There are some characteristics that are simply not applicable to guys. Like grace, modesty, honesty…... hyuck hyuck…. okay, me just joking. So, all those guys who had taken up the cudgels against me, you can let it fall to the floor. THUNK !!
But it’s true – there are some characteristics that so typically belong to either a ‘he’ or ‘she’. Such as macho – male, chauvinistic – again male, petite – female… and so on.
I always thought that squeamishness belonged to the ladies. Few samples:
“Oooohhhhhhhhh….. I hate cockroaches. Those creepy-crawly creatures make me go ugggggggghhhh.”
“Yuck….I do not think that this hotel is good. Look at the table-clothe – how dirty it is.”
“How can you go trekking? All that rough terrain. It makes me sooooooooo tired.”
And the list goes on.....
So my belief regarding squeamishness as a woman’s distinctive feature was as firm as a wall until it was knocked down by Var.
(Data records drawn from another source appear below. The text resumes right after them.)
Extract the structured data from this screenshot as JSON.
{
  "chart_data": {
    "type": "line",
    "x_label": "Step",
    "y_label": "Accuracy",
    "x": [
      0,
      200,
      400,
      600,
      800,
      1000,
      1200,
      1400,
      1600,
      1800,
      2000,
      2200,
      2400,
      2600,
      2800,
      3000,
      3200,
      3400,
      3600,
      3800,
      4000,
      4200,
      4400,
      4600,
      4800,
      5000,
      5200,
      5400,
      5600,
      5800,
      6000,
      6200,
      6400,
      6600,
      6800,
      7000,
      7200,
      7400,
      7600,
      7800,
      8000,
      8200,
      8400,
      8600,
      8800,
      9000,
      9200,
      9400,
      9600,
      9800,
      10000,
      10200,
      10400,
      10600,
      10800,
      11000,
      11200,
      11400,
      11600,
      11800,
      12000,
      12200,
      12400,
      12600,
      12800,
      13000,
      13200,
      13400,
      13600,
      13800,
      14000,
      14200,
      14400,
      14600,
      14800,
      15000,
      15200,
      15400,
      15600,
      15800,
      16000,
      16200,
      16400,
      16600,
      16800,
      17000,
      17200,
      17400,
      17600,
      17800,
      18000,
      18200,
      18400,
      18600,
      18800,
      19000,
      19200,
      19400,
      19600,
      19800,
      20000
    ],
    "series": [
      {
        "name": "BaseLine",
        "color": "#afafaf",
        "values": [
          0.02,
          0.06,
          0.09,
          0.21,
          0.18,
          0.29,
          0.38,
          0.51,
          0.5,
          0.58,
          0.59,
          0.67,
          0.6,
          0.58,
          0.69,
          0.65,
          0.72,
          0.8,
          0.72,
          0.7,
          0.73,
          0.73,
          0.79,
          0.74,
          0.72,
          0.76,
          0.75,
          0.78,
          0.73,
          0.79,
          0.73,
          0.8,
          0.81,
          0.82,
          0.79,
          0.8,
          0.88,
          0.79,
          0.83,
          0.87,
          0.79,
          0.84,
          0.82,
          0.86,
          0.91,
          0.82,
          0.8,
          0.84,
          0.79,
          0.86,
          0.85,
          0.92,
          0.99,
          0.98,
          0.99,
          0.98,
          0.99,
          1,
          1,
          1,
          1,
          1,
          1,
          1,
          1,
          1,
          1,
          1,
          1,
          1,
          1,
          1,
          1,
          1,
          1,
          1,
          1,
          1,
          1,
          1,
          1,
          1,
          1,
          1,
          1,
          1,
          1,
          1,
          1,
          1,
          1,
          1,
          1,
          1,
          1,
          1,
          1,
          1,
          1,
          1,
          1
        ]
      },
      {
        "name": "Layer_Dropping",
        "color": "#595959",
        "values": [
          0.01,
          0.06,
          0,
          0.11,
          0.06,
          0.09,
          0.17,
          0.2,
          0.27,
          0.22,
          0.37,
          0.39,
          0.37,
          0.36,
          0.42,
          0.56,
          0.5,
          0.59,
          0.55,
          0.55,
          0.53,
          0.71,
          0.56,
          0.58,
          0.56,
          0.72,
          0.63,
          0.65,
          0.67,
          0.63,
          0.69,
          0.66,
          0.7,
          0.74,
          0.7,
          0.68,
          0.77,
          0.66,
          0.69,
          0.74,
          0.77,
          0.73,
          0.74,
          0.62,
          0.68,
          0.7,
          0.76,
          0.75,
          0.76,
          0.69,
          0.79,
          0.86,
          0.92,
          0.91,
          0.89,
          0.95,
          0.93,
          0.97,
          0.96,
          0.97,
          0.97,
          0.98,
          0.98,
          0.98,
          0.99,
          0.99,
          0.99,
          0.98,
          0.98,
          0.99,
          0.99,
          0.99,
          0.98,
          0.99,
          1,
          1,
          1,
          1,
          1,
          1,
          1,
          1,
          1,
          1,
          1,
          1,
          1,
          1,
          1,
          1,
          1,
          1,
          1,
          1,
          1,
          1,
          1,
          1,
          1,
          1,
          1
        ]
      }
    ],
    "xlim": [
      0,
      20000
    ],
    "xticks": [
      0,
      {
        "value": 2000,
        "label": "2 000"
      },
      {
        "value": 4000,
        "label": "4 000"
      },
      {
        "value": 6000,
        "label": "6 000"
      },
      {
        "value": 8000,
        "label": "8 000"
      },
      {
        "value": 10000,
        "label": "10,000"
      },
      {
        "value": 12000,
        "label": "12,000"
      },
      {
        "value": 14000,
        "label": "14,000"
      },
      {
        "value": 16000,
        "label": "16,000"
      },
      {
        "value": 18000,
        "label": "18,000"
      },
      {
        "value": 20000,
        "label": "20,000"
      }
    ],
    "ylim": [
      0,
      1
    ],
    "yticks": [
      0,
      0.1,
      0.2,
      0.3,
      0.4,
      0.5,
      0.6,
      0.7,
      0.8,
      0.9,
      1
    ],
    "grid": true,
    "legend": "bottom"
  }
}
Var is my cube-mate, the most junior member of the team and yet the only one who’s married :). He’s opinionated about everything under the sun. However he’s very easy to get along with – no airs and certainly, no formality. He has one drawback though– sometimes he behaves exactly like ladies.
Picture this situation:
We have been plagued by ants for the past couple of days. Most of the times, we find them harmless and scurrying across the desk for food crumbs. But no…not Var. The moment he sets his sight on some ant, his ranting starts – “These ants…. why on the earth do they come?(???) Don’t they have any better work to do? They get into clothes and make life hell.” I got so tired of his wails that I silenced him one day like this – “Poor ant, it must have been so frustrated with life to set sights on you and thus commit suicide.” Var, as usual, did not get the import immediately. But ya….. his bickering did stop. Thanks to sarcastic me :) !!
I am a sucker for conserving electricity. We are lucky to have a cube facing a window. While I open the drapes, Var closes them and switches on the tube-lights.
“It’s sooooo sunny. How can you work, Chitra?”
And I respond “Why don’t you make use of that Sun-Screen Lotion stashed in your unit? BTW, I thought only ladies used it.”
The glare of this artificial light on a nice, sunny, pleasant day irritates me a lot. And an argument begins…. and goes on and on until Tu and Roh butt in. Nowadays, we are following the “Treaty of GPS Cube” (GPS being the name of our team). Mornings full of sun-shine and evenings full of tube-lights. So… dono party khush !!
Oh ya….. his unit is a small-scale facilities department – he has every imaginable knick-knack like plain sheets, books, pencils, pens, files, markers, a Lakme Conditioner (I sneaked a look), a sun-screen lotion, a nail-cutter, an antiseptic, bundle of handkerchiefs, several ties, an alarm clock, his lunch-dabba ……oooppph let me catch my breath.
And he thought that I was squeamish!! Me…. a reformed tomboy?? Sheesh !!